Maybe I'm getting older but I am certainly more philosophical than I used to be, I embrace these life events, particularly as I've been priviledged to have been at the beginning of many a new life - sharing in parental joy, assisting in a safe delivery of a baby (in my days as a midwife). Equally I have also been present at the end of a life sadly on occasion, as a midwife but more often in my days as a nurse. For some, I understand these occasions are very difficult, people quite understandably are uneasy about such issues even when they are not directly involved. With the many experiences I've had in my past career, as a mother and yes, even as a florist, this is perhaps less daunting for me - I view life as a journey, be it long or a short one; beginning at our birth and ending in our death. There are so many events inbetween which punctuate our lives often involving huge emotions. Life really is a roller coaster and for some this can be more exciting, more turbulent, more, or less fortunate for some than others. That's the bit I love about us humans - we are all unique, we all have a story to tell.
This week I arranged flowers for a gentleman you will not be surprised to learn, I'd never met. I had the pleasure of meeting his family; his wife, his daughters and grand children, all in different stages of their own grief. We talked about who and what he was and also how they thought people outside of the family saw him. I had this chat on a few occasions with various family members, I had a glimpse of the man as a father, a husband, a member of the community. I'm quite sure I would've liked him and I hope I have captured something of him in his farewell flowers.

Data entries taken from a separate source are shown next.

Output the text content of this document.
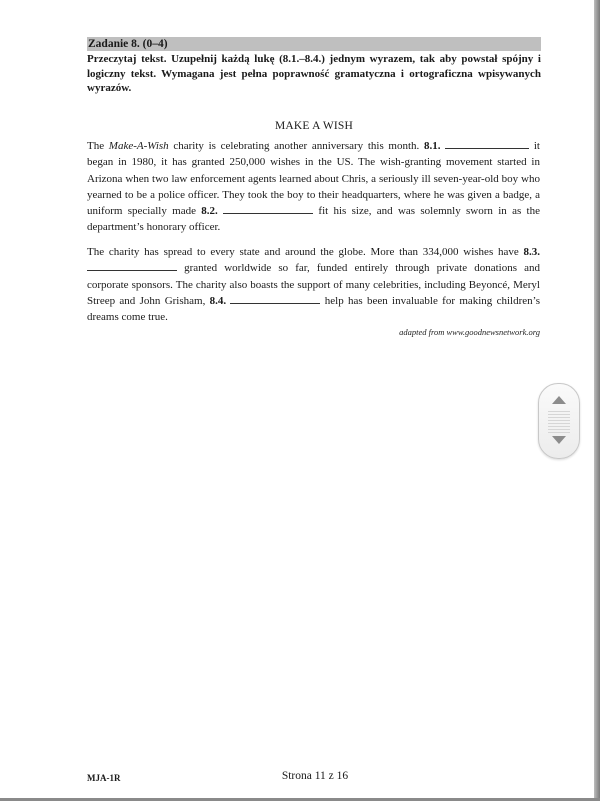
Zadanie 8. (0–4)
Przeczytaj tekst. Uzupełnij każdą lukę (8.1.–8.4.) jednym wyrazem, tak aby powstał spójny i logiczny tekst. Wymagana jest pełna poprawność gramatyczna i ortograficzna wpisywanych wyrazów.
MAKE A WISH
The Make-A-Wish charity is celebrating another anniversary this month. 8.1.	it began in 1980, it has granted 250,000 wishes in the US. The wish-granting movement started in Arizona when two law enforcement agents learned about Chris, a seriously ill seven-year-old boy who yearned to be a police officer. They took the boy to their headquarters, where he was given a badge, a uniform specially made 8.2.	fit his size, and was solemnly sworn in as the department’s honorary officer.
The charity has spread to every state and around the globe. More than 334,000 wishes have 8.3.  granted worldwide so far, funded entirely through private donations and corporate sponsors. The charity also boasts the support of many celebrities, including Beyoncé, Meryl Streep and John Grisham, 8.4.	help has been invaluable for making children’s dreams come true.
adapted from www.goodnewsnetwork.org
MJA-1R	Strona 11 z 16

As I arranged these flowers in the little country church where his funeral service will be held, I chatted to his widow. We talked about all sorts of topics from family, to life in general and it was a joy to hear what she had to say. I am grateful for that chat as she gathered and prepared herself for meeting friends and relatives the following day at his funeral. From the hymns to changing the name on the electricity bill, we chatted about it all. I hope she will be strong, taking strength and support of her loving family.
So what is the point of my writing about all this? Here's the thing, I consider myself so lucky that I get an insight into other peoples worlds from just a few days in a single week to, in the case of a wedding, up to and over a year. I hear about their work their hopes and expectations, things which trouble them, the dynamics of various family relationships and more often what makes them laugh and occasionally cry. I get to share in their joy and as I mentioned earlier, witness their sorrow. I am privvy to so much for a humble florist, as an outsider looking in, it frequently gives me hope and nourishes my faith in humanity. So you see it's not all about pretty flowers - we florists think, we feel, we understand and above all we see life in its many guises.